There’s a whole Bible in this passage; it speaks of making hard choices in the light of certain consequences and choosing God’s will and His way, indeed, God’s people, over the comforts of this life in the hope of future reward—the reward being life with God. Moses had it made in the palace, but he chose to heed God’s word which resulted in liberation for God’s people. But it also included living in tents, governing a “stiff-necked” and rebellious people (you know, like us), and doing it for forty years. He didn’t get to see the earthly Promised Land; but that’s okay, he saw a land that far exceeded Canaan. And even better than that, he saw the One who promised both lands, the One who makes any land worthwhile.

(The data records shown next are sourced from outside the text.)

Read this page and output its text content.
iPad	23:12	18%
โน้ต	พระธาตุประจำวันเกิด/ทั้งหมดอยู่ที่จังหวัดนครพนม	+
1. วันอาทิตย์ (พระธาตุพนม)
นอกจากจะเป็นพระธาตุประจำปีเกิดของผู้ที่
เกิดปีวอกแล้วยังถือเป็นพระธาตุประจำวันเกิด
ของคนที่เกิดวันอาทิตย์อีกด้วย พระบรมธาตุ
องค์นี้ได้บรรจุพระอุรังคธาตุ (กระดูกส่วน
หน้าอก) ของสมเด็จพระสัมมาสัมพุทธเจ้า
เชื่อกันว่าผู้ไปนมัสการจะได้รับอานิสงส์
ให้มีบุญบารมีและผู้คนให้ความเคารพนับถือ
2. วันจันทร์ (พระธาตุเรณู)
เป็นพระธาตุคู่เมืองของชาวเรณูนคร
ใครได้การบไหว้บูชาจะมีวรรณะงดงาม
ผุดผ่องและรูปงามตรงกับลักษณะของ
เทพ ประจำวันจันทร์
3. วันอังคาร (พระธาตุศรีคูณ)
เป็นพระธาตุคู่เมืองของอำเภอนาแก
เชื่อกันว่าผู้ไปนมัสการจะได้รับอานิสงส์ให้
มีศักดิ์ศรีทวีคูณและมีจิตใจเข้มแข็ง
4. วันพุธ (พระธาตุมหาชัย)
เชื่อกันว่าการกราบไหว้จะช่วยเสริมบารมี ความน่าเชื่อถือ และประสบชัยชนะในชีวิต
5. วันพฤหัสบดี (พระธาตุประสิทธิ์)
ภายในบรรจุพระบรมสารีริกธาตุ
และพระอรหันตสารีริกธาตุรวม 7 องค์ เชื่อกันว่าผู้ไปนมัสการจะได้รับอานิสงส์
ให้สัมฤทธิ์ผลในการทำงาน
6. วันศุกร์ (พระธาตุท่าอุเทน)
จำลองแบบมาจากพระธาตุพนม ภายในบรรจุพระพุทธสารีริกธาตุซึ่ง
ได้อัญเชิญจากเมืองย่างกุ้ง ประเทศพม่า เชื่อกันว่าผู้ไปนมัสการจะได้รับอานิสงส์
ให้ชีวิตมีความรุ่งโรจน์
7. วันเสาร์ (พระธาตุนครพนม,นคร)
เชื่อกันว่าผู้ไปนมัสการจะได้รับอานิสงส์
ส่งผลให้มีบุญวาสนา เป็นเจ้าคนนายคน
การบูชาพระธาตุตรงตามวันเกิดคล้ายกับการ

“Please, show me your glory,” Moses said. And God showed one-nth of it (Exodus 33:18). But when he died, God showed him the whole as He will for all those who put aside the things of this world for the world to come. “One thing have I asked of the Lord, that will I seek after: that I may dwell in the house of the Lord all the days of my life” (Psalm 27:4). Yea, Lord, let it be.